Aku berdiri dari kursi. Kutarik tangan Sebastian dan memarahinya pelan. "Apa-apaan, sih? Dia memang orang gila!"

"Karena dia gila, dia harus diwaraskan. Dia tak tahu siapa kau, 'kan?" Sebastian tersenyum kecil. "Sana, balik. Makan. Biar ini kami urusi." Sebastian mendorongku ke arah Elizabeth.

Duh, aku lebih suka saat aku ditumpahi Jell-O.

When you're the diamond in the rough

I'm sure you got some thing

You'd like to change about yourself

"Pulang sekolah, lapangan futbol. Kelvins harus di sana semua. Jika tidak …." Sebastian menggerakkan tangannya seperti memotong lehernya dengan tangan. "Dag, banci."

"Kau panggil apa aku tadi?" tanya Joker.

"B-a-n-c-i. Apa kau tuli, Jo-ker? Cuma jadi tertawaan di permainan kartu poker saja sudah gaya," cibir Claude.

"Kau—!" maki Joker tertahan.

"Sudah, Joker. Biarkan saja," Doll Kelvin menahan saudaranya itu.

"Tch!"

But when it comes to me

I wouldn't want to be anyone else

*u*

Lapangan Futbol

3.15 PM

I'm no beauty queen

I'm just beautiful me

"Waw! Ternyata kalian datang untuk anak kecil itu." Joker Kelvin kembali mengejek.

"Jangan bicara asal kau tentangnya. Dia adik kelas," kata Sebastian.

"Terus? Anak kecil orang Skandinavia yang tak diketahui asal-muasalnya! Ha-ha," tawa Joker.

Aku yang duduk di bangku penonton itu ketar-ketir takut. Alois sedang mengambilkan segelas teh untuk kami berdua. Sementara Elizabeth tak mau ikut, dia tak tahan kalau ada orang yang bertengkar.

"Hello, pal," sapa Alois sambil menyerahkan segelas teh padaku.

"Thanks," ucapku. Alois menaikkan gelasnya dan menenggaknya sedikit.

"Tahukah kau? Aku juga pernah dibegitukan, lho." Alois memulai pembicaraan.

"Dibegitukan bagaimana?" tanyaku.

"Come on, honey! Kau tak tahu maksudku?" tanya Alois. Aku menggeleng.

"Duh, kau polos sekali. Aku pernah dibegitukan. Dilempar Jell-O, ditumpahi mayones, diberi krim untuk hiasan kue mangkuk, bahkan ditimpa pizza busuk," katanya. Aku hanya bisa membulatkan mataku.

"Hah?"

"Iya. Di SMP. Yah …, aku, 'kan, SMP-nya di Kanada." Alois berkata. Aku ber-oh kecil.

"Cih! Beraninya yang besar dulu dikeluarkan!" Alois berteriak. Kulihat ke lapangan. Ujung-ujungnya yang pertama kali Sebastian dan Jumbo Kelvin. Pasti.

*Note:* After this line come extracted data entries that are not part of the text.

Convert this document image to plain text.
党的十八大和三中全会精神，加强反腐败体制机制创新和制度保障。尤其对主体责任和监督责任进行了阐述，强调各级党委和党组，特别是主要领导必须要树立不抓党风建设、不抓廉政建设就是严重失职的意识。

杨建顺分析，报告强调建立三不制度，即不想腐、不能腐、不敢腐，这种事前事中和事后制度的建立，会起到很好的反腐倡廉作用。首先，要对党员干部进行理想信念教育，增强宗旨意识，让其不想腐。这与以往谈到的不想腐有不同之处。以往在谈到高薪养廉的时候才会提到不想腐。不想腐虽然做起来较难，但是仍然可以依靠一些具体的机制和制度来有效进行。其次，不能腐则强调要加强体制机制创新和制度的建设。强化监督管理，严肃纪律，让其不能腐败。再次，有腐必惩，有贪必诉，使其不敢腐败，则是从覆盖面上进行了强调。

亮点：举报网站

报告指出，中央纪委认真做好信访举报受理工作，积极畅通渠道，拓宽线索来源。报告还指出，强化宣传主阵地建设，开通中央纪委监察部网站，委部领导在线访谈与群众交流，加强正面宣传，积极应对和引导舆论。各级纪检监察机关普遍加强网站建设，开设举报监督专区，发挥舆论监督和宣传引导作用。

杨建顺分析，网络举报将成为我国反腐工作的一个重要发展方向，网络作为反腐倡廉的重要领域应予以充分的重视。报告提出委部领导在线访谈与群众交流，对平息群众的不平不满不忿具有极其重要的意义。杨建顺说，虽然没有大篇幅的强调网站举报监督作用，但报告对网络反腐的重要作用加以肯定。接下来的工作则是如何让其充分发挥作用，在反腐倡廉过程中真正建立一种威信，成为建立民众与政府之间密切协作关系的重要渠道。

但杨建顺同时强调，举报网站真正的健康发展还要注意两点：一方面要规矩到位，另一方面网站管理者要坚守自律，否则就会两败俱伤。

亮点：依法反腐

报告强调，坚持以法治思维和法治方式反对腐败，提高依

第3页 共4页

"Nanti pasti yang melawan Beast itu Claude," gumam Alois.

"SUCKER!" teriak Alois.

"Hus!" kataku sambil menarik tangannya yang sudah mau melempar dengan batu di dekat kami. Kami memang duduk di tempat pemain beristirahat, sebenarnya.

You've got every right

To a beautiful life

Come on!

"Badanmu itu kalah besar dari mereka, Al!" kataku.

"Bah, tapi mereka memang payah," Alois memeletkan lidahnya, mengejek. Alois Trancy memang akan menjadi Alois Trancy untuk selamanya.

Dia sibuk mengumpat ini-itu sementara aku menenangkannya, hingga ia tak sadar kalau Jumbo sudah babak belur.

"Eh?" gumam kami bersama.

Kapan bertarungnya?

Eh, bukan Jumbo yang babak belur sendiri. Semua Kelvins babak belur.

"Selesai, Tuan. Mereka semua babak belur," Sebastian mendatangi kami yang masih terpana.

"Kapan kalian bertarungnya?" tanya Alois.

"Kamu nggak lihat?" tanya Claude balik. Keduanya menggeleng. Kedua teman itu melirik dan ber-hi five sendiri.

Lalu tertawa.

Who says

Who says you're not perfect

Who says you're not worth it

Who says you're the one who hurting

"Oh, maaf, Tuan Phantomhive," kata Claude. Lalu keduanya tertawa lagi.

"… Tidak ketularan Kelvin, 'kan?" tanya Alois dan aku bersamaan.

"Hahaha! Kau ini, kok lucu sekali," tawa Sebastian.

Aku dan Alois saling bertatap-tatapan. Naksir, kali. / Heh, apaan sih.

"Sudah, ah. Yuk, ke asra—ukh."

Jell-O tertumpah di atas kepalaku lagi.

Trust me

That's the price of beauty

Who says you're not pretty

Who says you're not beautiful

Who says

Kelvins.

Lapangan futbolpun menjadi ring tinju.

*u*

Kamar Ciel & Claude

5 PM

"Guys, I'm sorry! Karena aku, kalian harus menunggu lama!" kataku. Dua kakak kelasku dan Alois yang duduk melingkar di kamarku tersebut menyahut berbarengan, "Tak apa-apa."

"Namanya juga Kelvins, Ciel. Apasih yang tak mereka ejek," tawa Sebastian.

"Dari SMP-nya di sini kan memang begitu. Ya, tidak, Sebastian?" tanya Claude. Meskipun St. Johannes College ini kepunyaan Ayahku—sebenarnya aslinya kakekku, tapi karena sudah meninggal jadi diwariskan—aku tidak disekolahkan di sini. Aku waktu itu diterbangkan ke Norwegia.

"Yo'i. Apalagi Joker," sahut Sebastian.

"Perlindungan mereka ya hanya Jumbo saja. Kalau tak ada makhluk besar satu itu, mereka bukan siapa-siapa," cibir Claude.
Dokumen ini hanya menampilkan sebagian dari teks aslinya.